Just one word can do it. It can make all the difference between just neutrally reporting what someone said and implying they 'went a bit too far' in what they said:
Here's Norman Smith on Monday's The World at One:
The central message the Chancellor wants voters to take from today is that families will be permanently poorer if the UK votes to leave the EU. The 200 page Treasury analysis, says Mr Osborne, proves conclusively that leaving will not just cost families the equivalent of £4300 pounds but will also cost public services £36 billion in lost revenue or a third of the entire NHS budget. Remain campaigners hope this blunt message will overshadow and trump all other arguments in this referendum and swing undecided voters behind them. Leave supporters have reacted with fury, variously describing the Treasury report as absurd, ludicrous and fanciful. They've pointed to the past forecasting failures of the Treasury most recently in the significant revision in economic outlook between the Autumn statement and the budget. How then they ask could a Treasury forecast for the economy in 2030 be credible? One prominent leave campaigner John Redwood even warned of a conspiracy to mislead voters.

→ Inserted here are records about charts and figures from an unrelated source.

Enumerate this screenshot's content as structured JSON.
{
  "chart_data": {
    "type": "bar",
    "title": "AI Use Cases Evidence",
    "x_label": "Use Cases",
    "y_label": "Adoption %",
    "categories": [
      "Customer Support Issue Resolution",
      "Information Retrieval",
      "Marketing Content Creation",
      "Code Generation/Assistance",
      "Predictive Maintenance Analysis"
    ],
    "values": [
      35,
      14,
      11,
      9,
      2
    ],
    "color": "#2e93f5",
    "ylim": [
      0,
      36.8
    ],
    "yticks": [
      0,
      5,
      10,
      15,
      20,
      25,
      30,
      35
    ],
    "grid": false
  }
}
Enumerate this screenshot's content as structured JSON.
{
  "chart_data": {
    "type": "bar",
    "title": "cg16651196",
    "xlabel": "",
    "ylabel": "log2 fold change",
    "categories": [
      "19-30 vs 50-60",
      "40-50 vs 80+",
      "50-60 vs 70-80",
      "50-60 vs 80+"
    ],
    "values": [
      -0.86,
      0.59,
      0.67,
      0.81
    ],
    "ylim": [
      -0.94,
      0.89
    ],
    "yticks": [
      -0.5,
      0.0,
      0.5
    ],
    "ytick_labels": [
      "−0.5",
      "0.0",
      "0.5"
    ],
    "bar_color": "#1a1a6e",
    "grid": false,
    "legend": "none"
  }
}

I'd say there was more than one word to object to there. The Chancellor's claims are presented the way he would want them presented..."central message to take" , "cost families" (despite teh bogus figure relating to GDP per household rather than family income impact), and "blunt message" (well blunt people speak the truth don't they?). On the other side we have "reacted with fury" - which is what unstable people with poor ability to study things coolly and calmly do. They can't even get their response are desdcribed adverbially as "variously" , as though it's a kind of emotional spasm rather than a co-ordinated response.